Although commentators on the housing market continue to report good levels of growth, factors such as the unexpected dip in consumer spending in September, rising unemployment levels (even though numbers in the workforce actually increased), steady inflation (at 2.4% albeit still significantly higher than the Government’s target of 2%) and the pound at a 14 year high against the US dollar, are all thought to have influenced the MPC’s December decision. Economic analysts are not in agreement as to whether a further Base Rate rise will be required in early 2007 so it appears too early to make a solid prediction on what the MPC will do next.
With regard to rates of annual growth in the UK housing market, Halifax and Nationwide are currently in broad agreement. For the 12 months to the end of September 2006, Nationwide reported annual growth of 8.2% (up from 6.6% in August) while Halifax reported annual growth of 8.0% (down from 8.2% in August).

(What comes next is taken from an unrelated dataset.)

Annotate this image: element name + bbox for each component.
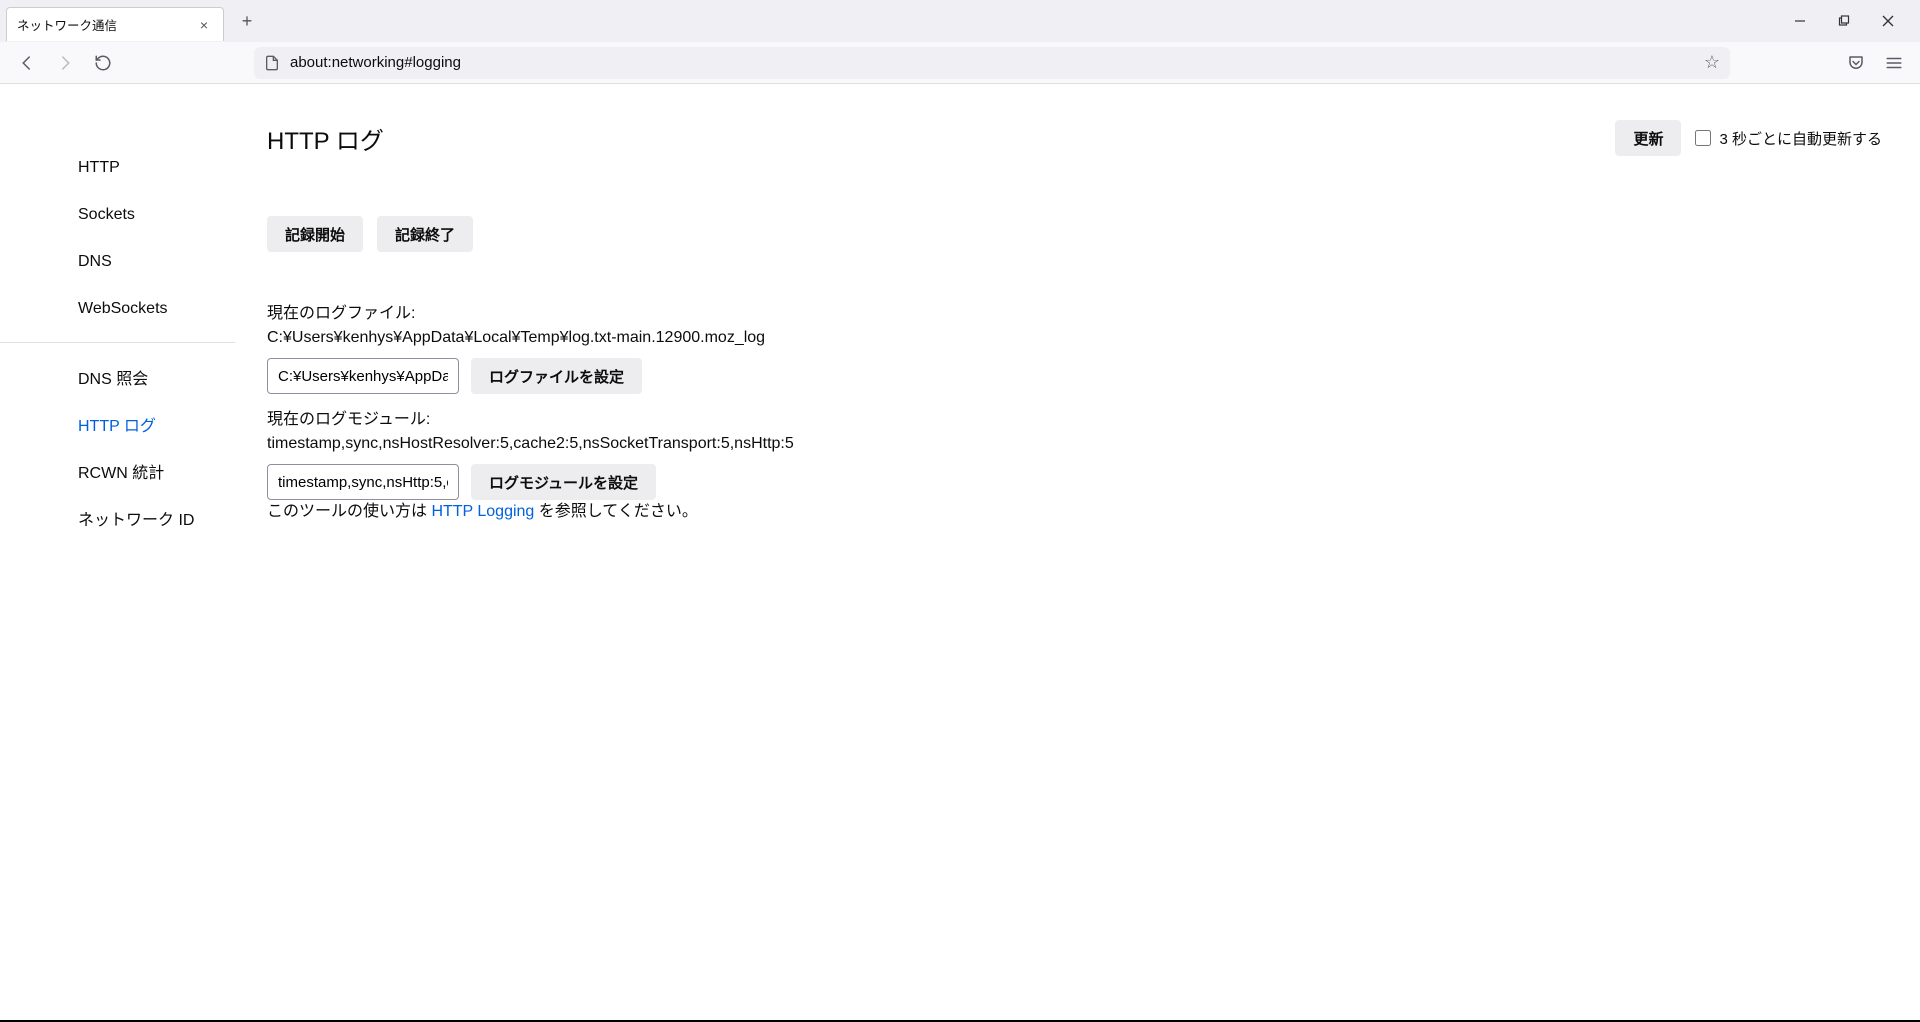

The August 2006 RICS Housing Market Survey reported that house prices were continuing to climb despite the recent rise in the Bank of England Base Rate. Buyer enquiry levels are said to have increased at their highest pace since September 2003. Scotland, London and the South East were said to be highlighted as the best performing regions.
Generally, the UK housing market continues to display property sector and regional differences with evidence of a widening North / South split. While London and the South East are still benefiting from the good levels of growth experienced in the first half of the year, other regions continue to show nominal growth only.
The RICS residential lettings survey for May to July 2006 signalled that the rental market has consolidated its recent improvement and looks set to improve further in the coming months. Rents are reported to have risen at their highest rate in five years as tenant demand for rental properties increases. Although investor interest in the buy-to-let sector has again grown (shown by a rise in new lettings instructions), the rise is less marked than was the case in spring 2006. Therefore, with substantial tenant interest, demand continues to outstrip supply. Gross yields are said to remain unchanged, suggesting that rent rises and house price growth are keeping pace with each other.
New build apartments in many urban areas have, for at least the last three years, been the domain of the off-plan investor and speculator. The supply of apartments has been driven by the availability of off-plan purchasers and we have therefore seen a self-fulfilling circle of demand stimulating supply and then supply satisfying demand. In 2006. This has led to price cutting in a good number of locations. Owner–occupiers have generally not come forward to soak up excess supply because they have been deterred by factors such as space standards, parking availability and poor property management, not just affordability.